Ethically (and this is where it answers this threads questions: the objective meaning to life). Life's purpose is to live, to flourish, and to be happy. Everything has its own nature and it must do what is good for its nature. Plants need sunlight to eat. Animals need to hunt and gather to eat.
In order for man to live he must first choose life. Do you want to live or not? Most people say yes. And then of course he must hold reason as his absolute so he can deal with reality properly. If you go about life without seeing reality for what is it, you're basically committing suicide. How do you find the food you need without reason? You can't magically know where food is. You can't magically wish for food to appear in front of you. But the mystics and faith believers will tell you otherwise because reality is subjective. And interpreting reality is subjective. Life doesn't have to be life. Life doesn't need food to live. You don't need to know how to find food. Food can appear in front of you if you wish it. If you die from starvation, it won't matter because there's an afterlife anyway. If you resist death, you may fail God's test of having faith. And a bunch of other nonsense. This doesn't have to be with finding food, it could be any problem you have with your life. The question is, will you deal with it realistically, orr will you make something up?

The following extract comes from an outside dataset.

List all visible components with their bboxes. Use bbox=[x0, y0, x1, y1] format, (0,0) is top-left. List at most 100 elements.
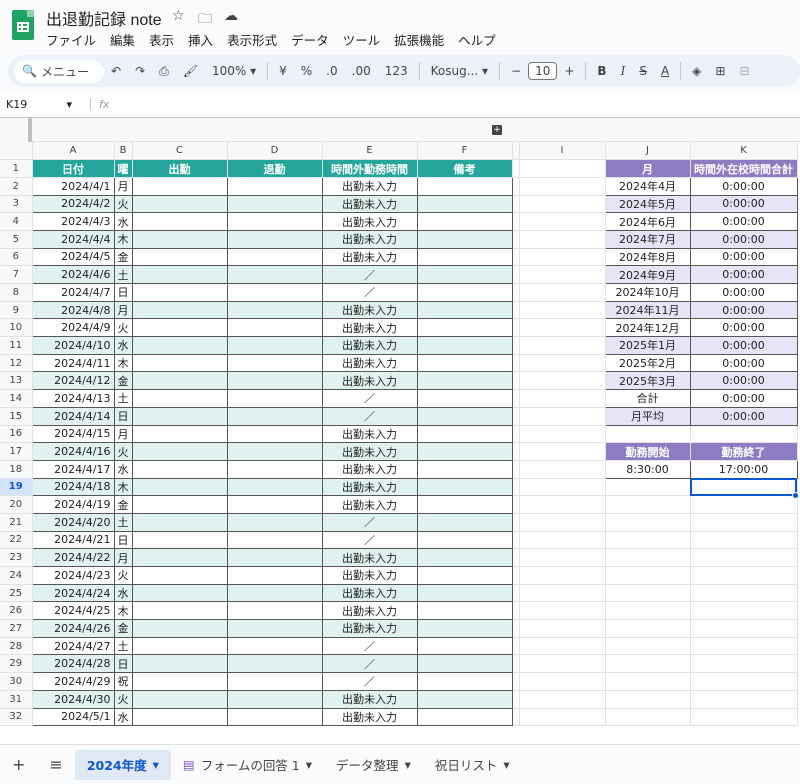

I need to learn more about philosophy and read about other philosophers in depth, but what I know so far, every other philosopher denies that there is an objective reality. Except maybe Aristotle and maybe Aquinas to some degree. Especially ever since Immanuel Kant came about – he said that we cannot actually perceive reality. That reason and logic fail because our senses distort reality. So basically we're subjective. Any conclusion of reality cannot be of actual reality. So there is no objectivity. Obviously Ayn Rand disagrees.
Every other philosopher after Kant – Hegel, Marx, Kierkegaard, Nietzsche, Heidaggar is all similar in the sense that reason is faulty. They build off Kant in their own subjective way. Hegel says that Aristotelian logic and the individual is not good. It's okay to have contradictions in your thinking. The collective is more important than the individual. Marx just says the same thing. Kierkegaard says that you need a non-rational way to know the truth. Nietzsche just says this thing about the will to power. You just feel what is right with the use of instinct. And that using your mind and logic is for people who are afraid of an irrational reality.
Obviously people can decide for themselves about what is objective because I guess there is no objective, but it seems clear to me that there's an objective purpose to life if you care about life and happiness.